Authorities pegged the currency back in the mid 1990s to stoke exports and economic growth, shortly after abandoning a dual exchange-rate system for imports and exports. Governments in the U.S. and Europe criticized China for running up a huge trade balance by keeping its currency artificially undervalued in their view.
The peg was scrapped on July 21, 2005, and the PBOC allowed a one-time, 2.1 percent appreciation, a decision welcomed by then-U.S. Treasury Secretary John Snow. "It was a day I will never forget," said David Mann, chief Asia economist at Standard Chartered Plc.
While that move shocked markets at the time, it’s now viewed as a crucial and positive step that helped accelerate China’s economic transformation. Doing so allowed the yuan to appreciate, fending off criticisms that it was being kept low just to aid exporters. Its gains also helped to address growing imbalances in the economy in the decade after.
And while trade hawks in the West have criticized China for using the yuan to keep its economy humming, the currency has strengthened more than 21 percent against the U.S. dollar since the end of 2005. That’s the most in Asia after Singapore’s dollar.
The results speak for themselves. Over the same period, China’s gross domestic product has more than quadrupled to $10-trillion plus, the benchmark Shanghai Composite Index stock gauge has almost tripled in value and the nation’s foreign exchange reserves, even after record losses in 2015, remain the world’s largest at $3.2 trillion.
"In 2005, we were in a global supercycle, helped by an unsustainable credit boom in the west and China’s industrialisation and urbanization," Mann said. "In the last few years we have been seeing policy makers coming to terms with sluggish growth in the post credit boom west and east. China is easily the most dominant driver of global growth, accounting for a third of world growth even as it slows and transitions towards services and consumption."
China last year saw service industries for the first time make up more than half of the economy as the nation’s swelling middle class demanded more in everything from entertainment to health care and financial products.
"The country and its markets have made tremendous progress since 2005," said Hao Hong, chief China strategist at Bocom International Holdings Co. in Hong Kong.
Now, China wants its currency to be used around the world by everyone from commodities traders in Sao Paulo to importers in London. Further out, authorities have said they want the currency to be fully convertible by 2020.
The yuan is set to join the International Monetary Fund’s elite basket of reserve currencies on Oct. 1. That entry could attract as much as $1 trillion of buying by global reserves managers. China also has opened a network of yuan clearing-banks around the world.
Policy makers want to grow cross-border use of the yuan by encouraging domestic institutions to lend the currency to foreign borrowers among other measures, according to a PBOC report obtained Thursday by Bloomberg News.
But for all the hype, the yuan remains some distance from being viewed as a global reserve asset in the way that the dollar or euro is.

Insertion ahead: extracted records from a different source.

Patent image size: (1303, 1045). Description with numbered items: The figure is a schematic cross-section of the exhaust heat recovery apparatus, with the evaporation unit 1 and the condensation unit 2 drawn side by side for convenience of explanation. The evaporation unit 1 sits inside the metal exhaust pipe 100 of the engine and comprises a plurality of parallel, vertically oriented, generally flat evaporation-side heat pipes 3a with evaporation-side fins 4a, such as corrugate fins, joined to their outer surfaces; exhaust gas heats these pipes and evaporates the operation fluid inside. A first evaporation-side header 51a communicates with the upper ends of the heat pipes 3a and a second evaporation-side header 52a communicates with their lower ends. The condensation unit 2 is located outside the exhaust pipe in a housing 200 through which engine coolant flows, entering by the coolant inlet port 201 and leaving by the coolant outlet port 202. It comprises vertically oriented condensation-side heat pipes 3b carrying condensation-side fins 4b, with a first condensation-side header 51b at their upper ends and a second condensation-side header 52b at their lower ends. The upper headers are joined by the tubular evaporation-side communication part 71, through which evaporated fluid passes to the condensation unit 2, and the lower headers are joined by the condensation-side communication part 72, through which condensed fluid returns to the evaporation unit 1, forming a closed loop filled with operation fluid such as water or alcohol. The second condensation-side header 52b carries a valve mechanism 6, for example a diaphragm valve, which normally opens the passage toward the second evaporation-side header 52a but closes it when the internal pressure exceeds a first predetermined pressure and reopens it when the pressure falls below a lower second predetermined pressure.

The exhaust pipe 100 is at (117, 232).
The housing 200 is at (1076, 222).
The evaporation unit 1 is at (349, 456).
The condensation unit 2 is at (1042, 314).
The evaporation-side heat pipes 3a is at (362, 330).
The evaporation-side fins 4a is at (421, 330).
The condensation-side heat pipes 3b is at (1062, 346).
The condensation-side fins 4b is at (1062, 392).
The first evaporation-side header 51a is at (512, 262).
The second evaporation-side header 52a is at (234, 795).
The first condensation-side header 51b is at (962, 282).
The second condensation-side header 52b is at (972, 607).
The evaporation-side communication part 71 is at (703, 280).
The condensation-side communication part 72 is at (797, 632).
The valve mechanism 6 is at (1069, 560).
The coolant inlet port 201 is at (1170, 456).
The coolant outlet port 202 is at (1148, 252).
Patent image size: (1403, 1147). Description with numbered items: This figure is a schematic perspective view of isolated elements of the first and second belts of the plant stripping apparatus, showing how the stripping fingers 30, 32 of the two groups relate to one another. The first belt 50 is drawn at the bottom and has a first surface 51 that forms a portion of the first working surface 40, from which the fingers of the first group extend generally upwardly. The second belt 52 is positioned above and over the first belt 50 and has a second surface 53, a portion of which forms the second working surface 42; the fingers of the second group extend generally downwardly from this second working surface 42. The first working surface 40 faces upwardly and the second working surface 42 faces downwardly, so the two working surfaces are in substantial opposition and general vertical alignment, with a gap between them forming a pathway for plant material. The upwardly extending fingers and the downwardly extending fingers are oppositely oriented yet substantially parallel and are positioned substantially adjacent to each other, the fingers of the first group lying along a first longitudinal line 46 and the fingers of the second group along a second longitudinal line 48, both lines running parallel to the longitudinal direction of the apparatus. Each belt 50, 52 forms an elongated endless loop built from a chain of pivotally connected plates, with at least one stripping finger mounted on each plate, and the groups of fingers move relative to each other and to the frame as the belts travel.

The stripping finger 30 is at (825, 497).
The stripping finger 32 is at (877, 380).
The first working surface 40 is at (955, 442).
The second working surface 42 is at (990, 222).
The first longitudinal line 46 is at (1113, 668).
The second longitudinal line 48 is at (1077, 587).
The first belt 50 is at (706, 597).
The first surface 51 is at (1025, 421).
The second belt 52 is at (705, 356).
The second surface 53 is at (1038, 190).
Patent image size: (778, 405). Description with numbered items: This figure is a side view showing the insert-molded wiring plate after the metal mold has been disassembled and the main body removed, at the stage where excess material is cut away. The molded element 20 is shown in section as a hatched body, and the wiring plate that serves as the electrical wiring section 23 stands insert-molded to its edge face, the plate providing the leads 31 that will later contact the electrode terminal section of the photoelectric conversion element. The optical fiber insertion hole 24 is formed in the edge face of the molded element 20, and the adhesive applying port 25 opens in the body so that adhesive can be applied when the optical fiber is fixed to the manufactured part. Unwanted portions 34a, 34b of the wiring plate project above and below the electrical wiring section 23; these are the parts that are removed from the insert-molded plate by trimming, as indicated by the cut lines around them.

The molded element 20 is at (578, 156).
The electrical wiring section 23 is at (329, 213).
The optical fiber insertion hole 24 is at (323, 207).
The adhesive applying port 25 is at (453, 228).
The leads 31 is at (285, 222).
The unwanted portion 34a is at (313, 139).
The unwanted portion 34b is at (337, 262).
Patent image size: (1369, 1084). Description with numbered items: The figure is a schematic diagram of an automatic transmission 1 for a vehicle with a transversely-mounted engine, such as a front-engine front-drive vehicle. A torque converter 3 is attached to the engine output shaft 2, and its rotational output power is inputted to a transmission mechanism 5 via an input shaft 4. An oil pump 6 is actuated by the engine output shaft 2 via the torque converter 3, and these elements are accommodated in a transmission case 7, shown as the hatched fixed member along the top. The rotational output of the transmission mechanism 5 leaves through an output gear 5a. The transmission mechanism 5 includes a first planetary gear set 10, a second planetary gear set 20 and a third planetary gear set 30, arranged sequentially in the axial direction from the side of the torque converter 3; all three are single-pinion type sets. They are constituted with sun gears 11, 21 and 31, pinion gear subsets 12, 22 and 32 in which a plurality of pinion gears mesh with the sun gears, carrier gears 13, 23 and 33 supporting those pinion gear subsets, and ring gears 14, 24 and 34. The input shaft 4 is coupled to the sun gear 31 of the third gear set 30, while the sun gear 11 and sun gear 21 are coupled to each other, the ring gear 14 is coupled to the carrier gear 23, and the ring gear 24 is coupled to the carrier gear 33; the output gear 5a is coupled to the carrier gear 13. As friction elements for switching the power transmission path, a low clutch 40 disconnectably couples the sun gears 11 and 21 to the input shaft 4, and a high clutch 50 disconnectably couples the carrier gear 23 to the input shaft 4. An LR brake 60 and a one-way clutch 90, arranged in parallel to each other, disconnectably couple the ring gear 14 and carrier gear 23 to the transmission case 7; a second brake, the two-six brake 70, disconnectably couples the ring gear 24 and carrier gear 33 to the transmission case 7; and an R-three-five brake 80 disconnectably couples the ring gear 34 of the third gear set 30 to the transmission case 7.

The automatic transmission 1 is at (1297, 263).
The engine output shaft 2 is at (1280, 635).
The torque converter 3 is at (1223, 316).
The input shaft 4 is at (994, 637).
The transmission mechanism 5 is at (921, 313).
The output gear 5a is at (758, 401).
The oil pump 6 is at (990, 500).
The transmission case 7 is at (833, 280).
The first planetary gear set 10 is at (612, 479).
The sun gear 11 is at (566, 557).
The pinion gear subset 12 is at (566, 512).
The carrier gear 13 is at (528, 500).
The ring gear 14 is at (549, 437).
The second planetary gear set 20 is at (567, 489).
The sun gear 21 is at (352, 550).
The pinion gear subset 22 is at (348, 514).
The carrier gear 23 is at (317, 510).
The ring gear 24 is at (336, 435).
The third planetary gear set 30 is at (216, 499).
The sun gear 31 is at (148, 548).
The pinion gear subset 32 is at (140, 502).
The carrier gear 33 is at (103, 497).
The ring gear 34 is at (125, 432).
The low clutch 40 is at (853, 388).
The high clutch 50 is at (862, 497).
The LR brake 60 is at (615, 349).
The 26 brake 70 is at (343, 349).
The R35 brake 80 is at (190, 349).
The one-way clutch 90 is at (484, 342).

While authorities preach liberalization, at the same time they have enforced strict rules on moving money out of the country after a record exodus in 2015. And some analysts still fear a steep devaluation.
For now, the lesson from 2005 is that shock currency events are ultimately just growing pains for a rapidly changing economy. With the passing of time, 2015 can be viewed in the same way, Bloomberg Intelligence economists Fielding Chen and Tom Orlik wrote in a note.
"A year on, the PBOC’s surprise move is looking less like a disastrous misstep, and more like a necessary evil on the path to a more flexible exchange rate regime," they wrote.
"Significant progress has been made."